Sunday, October 08, 2006

Yet Another Sunday Check-in

Mark's parents were in town, so I didn't have time to post until now. It was a great visit, although very quick. They graciously (hah, they're grandparents--it was eagerly) took care of the Drew Monster yesterday and today so Mark and I could get a ton of packing done. Andrew's room and closet are fully packed up except for the furniture and the stuff we're keeping out for easy use. The hall closet is good to go. All the knick knacks are packed away. It was a great start to the whole move out process. Plus, we got some really good news that a lot of builders in the newer Phoenix suburbs overbuilt recently expecting a lot more buyers that haven't materialized yet.

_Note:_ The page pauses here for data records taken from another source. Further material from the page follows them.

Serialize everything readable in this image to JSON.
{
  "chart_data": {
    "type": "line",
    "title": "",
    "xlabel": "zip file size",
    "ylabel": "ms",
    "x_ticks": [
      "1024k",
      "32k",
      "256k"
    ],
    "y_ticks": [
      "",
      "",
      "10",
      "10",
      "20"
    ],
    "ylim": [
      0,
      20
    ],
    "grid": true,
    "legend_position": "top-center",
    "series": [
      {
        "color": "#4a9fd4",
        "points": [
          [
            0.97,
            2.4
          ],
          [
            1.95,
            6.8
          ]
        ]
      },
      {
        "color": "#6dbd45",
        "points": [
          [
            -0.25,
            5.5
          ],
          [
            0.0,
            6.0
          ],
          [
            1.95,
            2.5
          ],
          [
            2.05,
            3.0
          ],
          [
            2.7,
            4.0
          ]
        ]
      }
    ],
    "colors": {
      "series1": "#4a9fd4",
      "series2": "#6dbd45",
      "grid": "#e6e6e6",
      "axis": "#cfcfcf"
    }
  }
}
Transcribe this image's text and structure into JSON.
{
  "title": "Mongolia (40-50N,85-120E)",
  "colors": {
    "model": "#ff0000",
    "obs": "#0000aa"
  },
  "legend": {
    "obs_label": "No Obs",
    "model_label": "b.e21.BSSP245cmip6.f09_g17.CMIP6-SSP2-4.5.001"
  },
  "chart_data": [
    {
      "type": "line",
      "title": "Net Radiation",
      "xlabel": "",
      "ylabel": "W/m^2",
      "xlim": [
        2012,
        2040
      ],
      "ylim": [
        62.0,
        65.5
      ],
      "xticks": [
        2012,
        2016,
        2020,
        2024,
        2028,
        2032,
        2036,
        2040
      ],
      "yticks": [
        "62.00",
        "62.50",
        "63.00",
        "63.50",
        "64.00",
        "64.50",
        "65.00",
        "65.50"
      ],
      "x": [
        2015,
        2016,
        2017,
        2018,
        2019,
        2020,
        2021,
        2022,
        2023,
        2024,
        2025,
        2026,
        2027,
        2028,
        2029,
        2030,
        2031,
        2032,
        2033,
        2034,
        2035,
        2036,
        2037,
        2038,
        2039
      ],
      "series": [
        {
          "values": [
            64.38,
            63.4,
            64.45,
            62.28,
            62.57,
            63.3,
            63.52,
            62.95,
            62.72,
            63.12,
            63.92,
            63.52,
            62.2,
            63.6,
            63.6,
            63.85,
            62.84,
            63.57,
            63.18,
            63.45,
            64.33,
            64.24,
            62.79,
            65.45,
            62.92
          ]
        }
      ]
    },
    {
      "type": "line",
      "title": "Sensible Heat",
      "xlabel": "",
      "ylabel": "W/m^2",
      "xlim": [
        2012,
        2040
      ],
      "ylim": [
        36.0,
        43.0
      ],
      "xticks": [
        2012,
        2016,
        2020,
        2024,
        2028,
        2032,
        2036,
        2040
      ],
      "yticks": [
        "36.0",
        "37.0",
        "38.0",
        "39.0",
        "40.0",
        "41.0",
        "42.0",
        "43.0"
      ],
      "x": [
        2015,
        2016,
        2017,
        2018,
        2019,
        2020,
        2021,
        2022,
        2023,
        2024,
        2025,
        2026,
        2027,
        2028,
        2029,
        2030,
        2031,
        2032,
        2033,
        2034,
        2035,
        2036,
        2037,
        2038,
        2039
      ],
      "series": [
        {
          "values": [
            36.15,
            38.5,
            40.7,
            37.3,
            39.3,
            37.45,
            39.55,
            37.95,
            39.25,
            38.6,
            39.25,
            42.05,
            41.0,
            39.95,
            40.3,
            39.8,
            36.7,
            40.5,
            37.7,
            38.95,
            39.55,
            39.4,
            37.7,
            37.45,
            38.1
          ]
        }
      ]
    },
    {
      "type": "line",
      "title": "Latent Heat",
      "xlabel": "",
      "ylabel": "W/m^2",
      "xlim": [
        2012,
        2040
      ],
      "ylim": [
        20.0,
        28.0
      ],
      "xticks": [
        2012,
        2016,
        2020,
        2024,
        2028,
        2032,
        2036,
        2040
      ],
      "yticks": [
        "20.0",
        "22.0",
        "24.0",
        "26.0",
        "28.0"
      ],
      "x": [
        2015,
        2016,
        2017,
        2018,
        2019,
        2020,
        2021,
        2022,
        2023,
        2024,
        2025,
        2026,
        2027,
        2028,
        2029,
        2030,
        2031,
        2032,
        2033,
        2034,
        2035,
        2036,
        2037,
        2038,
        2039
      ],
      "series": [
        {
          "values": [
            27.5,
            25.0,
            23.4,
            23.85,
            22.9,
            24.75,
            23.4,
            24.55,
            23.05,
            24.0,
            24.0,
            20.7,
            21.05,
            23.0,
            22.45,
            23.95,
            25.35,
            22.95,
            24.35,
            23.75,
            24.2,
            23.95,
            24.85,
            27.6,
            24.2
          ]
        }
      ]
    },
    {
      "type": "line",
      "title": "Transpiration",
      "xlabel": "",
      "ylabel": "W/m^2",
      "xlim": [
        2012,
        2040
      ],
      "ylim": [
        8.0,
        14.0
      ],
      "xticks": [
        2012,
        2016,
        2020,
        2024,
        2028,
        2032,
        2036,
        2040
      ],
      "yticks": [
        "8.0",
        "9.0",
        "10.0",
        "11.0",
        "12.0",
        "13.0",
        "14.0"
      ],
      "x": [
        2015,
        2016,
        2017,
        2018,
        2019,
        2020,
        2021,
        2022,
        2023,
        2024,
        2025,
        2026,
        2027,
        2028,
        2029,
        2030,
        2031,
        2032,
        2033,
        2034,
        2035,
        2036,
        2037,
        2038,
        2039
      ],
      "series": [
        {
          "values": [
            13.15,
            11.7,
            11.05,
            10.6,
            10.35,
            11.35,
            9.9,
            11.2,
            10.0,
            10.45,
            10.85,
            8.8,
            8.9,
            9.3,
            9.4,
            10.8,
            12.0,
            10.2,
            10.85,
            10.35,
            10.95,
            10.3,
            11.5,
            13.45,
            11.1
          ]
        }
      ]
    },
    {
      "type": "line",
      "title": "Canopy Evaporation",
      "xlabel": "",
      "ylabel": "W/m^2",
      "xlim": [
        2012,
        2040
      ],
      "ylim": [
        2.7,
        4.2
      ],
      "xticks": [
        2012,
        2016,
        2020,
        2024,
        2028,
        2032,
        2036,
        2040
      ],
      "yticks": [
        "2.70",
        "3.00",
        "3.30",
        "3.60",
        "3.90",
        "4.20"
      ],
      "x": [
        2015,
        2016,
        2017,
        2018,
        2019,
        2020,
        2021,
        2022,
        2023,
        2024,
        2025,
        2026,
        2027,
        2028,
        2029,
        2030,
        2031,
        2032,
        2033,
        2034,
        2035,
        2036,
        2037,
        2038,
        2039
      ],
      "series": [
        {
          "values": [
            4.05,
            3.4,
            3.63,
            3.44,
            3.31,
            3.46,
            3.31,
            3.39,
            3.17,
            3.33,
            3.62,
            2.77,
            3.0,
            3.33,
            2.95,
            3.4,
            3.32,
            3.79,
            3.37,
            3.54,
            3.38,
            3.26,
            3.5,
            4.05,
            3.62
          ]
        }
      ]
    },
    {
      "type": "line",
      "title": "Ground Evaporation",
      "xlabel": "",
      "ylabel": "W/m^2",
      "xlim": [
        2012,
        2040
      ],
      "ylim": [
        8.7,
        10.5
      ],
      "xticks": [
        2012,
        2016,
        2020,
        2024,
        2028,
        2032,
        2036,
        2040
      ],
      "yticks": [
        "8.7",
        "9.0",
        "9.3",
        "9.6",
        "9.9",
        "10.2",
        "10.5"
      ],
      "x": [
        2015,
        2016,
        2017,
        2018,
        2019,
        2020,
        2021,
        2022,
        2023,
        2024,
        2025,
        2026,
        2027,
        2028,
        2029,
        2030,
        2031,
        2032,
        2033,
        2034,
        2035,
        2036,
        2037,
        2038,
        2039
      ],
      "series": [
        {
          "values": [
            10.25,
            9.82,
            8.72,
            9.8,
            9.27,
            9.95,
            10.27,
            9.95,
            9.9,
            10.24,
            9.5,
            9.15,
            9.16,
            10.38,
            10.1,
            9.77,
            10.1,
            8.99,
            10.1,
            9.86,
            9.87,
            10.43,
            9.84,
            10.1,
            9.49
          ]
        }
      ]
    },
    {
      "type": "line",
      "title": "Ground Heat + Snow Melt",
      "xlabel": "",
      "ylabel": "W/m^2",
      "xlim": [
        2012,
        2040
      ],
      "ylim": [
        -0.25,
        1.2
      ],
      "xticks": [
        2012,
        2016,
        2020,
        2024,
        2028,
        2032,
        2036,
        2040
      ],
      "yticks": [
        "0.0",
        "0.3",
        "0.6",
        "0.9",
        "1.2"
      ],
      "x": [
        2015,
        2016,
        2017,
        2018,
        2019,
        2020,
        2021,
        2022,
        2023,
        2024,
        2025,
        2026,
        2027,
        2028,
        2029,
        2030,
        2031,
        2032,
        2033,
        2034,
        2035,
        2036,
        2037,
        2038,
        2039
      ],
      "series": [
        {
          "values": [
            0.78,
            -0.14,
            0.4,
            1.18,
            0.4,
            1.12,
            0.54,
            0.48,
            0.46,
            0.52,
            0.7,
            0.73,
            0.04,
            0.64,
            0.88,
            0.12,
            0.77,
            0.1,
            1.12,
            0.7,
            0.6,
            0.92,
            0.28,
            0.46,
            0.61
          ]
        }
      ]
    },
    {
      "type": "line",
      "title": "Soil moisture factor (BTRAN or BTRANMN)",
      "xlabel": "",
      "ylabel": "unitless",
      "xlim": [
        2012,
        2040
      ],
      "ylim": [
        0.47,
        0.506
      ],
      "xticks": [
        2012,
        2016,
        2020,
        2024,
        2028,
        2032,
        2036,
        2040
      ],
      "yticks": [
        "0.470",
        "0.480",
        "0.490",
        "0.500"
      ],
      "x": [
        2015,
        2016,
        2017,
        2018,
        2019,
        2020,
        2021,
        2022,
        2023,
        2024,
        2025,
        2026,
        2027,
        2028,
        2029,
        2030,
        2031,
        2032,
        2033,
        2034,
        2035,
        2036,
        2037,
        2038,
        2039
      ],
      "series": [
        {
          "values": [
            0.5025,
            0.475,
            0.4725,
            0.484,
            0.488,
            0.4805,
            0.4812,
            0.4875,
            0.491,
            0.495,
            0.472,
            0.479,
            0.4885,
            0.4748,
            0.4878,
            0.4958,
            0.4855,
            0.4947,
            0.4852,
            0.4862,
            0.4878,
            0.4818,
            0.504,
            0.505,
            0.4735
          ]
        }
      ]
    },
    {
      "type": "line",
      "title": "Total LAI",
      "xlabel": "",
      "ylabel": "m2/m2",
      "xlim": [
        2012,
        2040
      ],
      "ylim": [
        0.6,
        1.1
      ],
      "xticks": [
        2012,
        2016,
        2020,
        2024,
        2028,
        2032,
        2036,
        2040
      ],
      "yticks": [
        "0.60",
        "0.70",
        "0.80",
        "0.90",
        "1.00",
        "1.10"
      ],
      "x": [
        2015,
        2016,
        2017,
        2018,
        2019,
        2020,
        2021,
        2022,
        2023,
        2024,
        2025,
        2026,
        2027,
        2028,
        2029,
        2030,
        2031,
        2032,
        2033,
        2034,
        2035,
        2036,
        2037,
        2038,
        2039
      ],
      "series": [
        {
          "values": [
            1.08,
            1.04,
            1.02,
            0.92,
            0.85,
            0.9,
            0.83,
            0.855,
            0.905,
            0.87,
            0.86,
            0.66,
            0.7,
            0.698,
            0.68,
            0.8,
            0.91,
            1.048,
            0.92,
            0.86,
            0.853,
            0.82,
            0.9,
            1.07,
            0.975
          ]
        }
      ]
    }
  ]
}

They're hacking and slashing the prices (up to $50K) and tossing in all sorts of goodies to entice folks like us. Mark and I are drooling at the prospect of getting a brand new home for less than what we had anticipated spending on a used home. If the market stays like this, we may end up buying a house very shortly after arriving in AZ.

Things really haven't stopped clicking around here. It's a good feeling.


Joel said...

congrats for you. By the by, how's the writing coming along?

Kellie said...

The writing has dwindled to a once-a-week thing while we pack up and move. And I had to switch to a short story idea so I didn't feel like I was stalled out every time I sat down to write (my main WIP is in the middle, my hardest part to write).

Anonymous said...

According to some of our contacts elsewhere in this Federal Reserve District, data like these are actually "behind the curve," and they're willing to bet that things will get worse before they get better. For example, a major home builder has told me that the share of unsold homes has topped 80 percent in some of the new subdivisions around Phoenix and Las Vegas, which he labeled the new "ghost towns" of the West. Though the situation isn't that bad everywhere, a significant buildup of home inventory implies that permits and starts may continue to fall and the market may not recover for several years. While builders remain hesitant to cut prices so far, and instead offer sales incentives, price cuts at some point in the future seem almost inevitable.

But before you settle on a new home, remember the locations for the older housing were chosen first for reasons that may still apply.